Une fois la parcelle achetée, le numéro était simplement barré. On ressortait à la lumière, plus riche d’un investissement qui prendra vite de la valeur, et l’acheteur pouvait directement se rendre sur son terrain, le lotissement étant déjà borné.
Pragmatisme mauritanien
C’est ainsi que Nouakchott a programmé l’extension de son centre, loin de la fièvre des smart ou des green cities. Bien sûr, le plan d’urbanisme n’est pas à la hauteur des ambitions. Bien sûr, on a cherché à mettre un maximum de terrains cessibles et un minimum d’espaces publics, le contraire de ce que recommandent les urbanistes.

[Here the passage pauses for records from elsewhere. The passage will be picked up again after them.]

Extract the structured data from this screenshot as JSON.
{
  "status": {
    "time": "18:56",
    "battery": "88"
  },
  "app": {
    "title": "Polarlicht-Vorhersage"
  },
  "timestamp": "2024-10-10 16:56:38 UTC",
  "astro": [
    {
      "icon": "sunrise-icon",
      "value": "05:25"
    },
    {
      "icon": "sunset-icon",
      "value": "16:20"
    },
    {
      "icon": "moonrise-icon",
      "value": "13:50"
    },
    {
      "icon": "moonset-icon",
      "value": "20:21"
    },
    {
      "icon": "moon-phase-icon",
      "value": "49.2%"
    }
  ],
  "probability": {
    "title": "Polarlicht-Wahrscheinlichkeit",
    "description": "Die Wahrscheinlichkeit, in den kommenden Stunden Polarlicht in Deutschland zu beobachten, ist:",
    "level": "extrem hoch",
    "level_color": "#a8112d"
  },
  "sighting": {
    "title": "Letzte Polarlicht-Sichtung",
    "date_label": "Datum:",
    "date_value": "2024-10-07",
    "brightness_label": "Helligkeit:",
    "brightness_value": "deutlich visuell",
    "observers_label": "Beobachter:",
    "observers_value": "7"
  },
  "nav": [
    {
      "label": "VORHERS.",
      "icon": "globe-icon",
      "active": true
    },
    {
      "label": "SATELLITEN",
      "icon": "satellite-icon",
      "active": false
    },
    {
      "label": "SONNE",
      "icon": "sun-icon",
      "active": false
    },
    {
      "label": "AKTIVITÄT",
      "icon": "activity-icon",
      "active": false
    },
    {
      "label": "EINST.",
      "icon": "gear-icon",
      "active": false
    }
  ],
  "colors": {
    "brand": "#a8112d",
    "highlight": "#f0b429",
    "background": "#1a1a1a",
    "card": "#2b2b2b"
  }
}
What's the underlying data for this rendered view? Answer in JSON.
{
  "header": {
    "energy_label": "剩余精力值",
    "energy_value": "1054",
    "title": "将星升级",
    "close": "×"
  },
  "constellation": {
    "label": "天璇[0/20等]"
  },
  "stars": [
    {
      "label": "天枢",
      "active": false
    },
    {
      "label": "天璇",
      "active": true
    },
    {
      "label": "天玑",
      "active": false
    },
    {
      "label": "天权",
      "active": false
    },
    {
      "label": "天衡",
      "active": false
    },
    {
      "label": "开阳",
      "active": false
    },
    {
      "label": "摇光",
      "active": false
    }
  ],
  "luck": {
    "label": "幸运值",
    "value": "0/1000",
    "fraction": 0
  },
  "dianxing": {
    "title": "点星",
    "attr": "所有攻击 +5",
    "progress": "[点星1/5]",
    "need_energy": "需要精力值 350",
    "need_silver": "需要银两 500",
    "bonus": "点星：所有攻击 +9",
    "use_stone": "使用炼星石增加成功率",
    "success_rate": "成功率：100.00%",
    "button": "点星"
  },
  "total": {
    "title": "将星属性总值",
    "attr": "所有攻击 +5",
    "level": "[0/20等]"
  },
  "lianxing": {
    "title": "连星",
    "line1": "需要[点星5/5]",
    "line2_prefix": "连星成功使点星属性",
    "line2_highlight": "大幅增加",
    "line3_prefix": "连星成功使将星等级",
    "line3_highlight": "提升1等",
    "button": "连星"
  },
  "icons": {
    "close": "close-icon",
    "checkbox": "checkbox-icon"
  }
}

Bien sûr, l’Etat a gardé des terrains, mais peine à les conserver intacts…
Aujourd’hui, presque toutes les parcelles sont vendues, les plus grandes verront sans doute des gratte-ciel surgir, car, même si Nouakchott invente son futur centre-ville loin des conférences internationales, elle succombe comme d’autres à la folie des tours, symbole architectural d’un dynamisme économique.
D’autres pays que la Mauritanie pourraient réfléchir à ce système de « troc foncier contre aéroport ». Il a permis de dégager de l’espace au centre et, dans un marché foncier libre, d’en tirer une plus-value économique qui a ensuite financé infrastructures et équipements.
Mais alors qu’il n’y a pas d’histoire sans ironie de l’histoire, l’un des arguments principaux pour le déplacement de l’aéroport était sa position au centre de l’urbanisation. Aujourd’hui, l’Etat a le projet d’une « aéro-city », une ville de l’aéroport construite juste sous les ailes des avions.
Jérôme Chenal dirige la Communauté d’études en aménagement du territoire (CEAT) de l’Ecole polytechnique fédérale de Lausanne (EPFL). Il est notamment l’auteur du MOOC « Villes africaines : introduction à la planification urbaine » qui a été suivi par plus de 30 000 apprenants.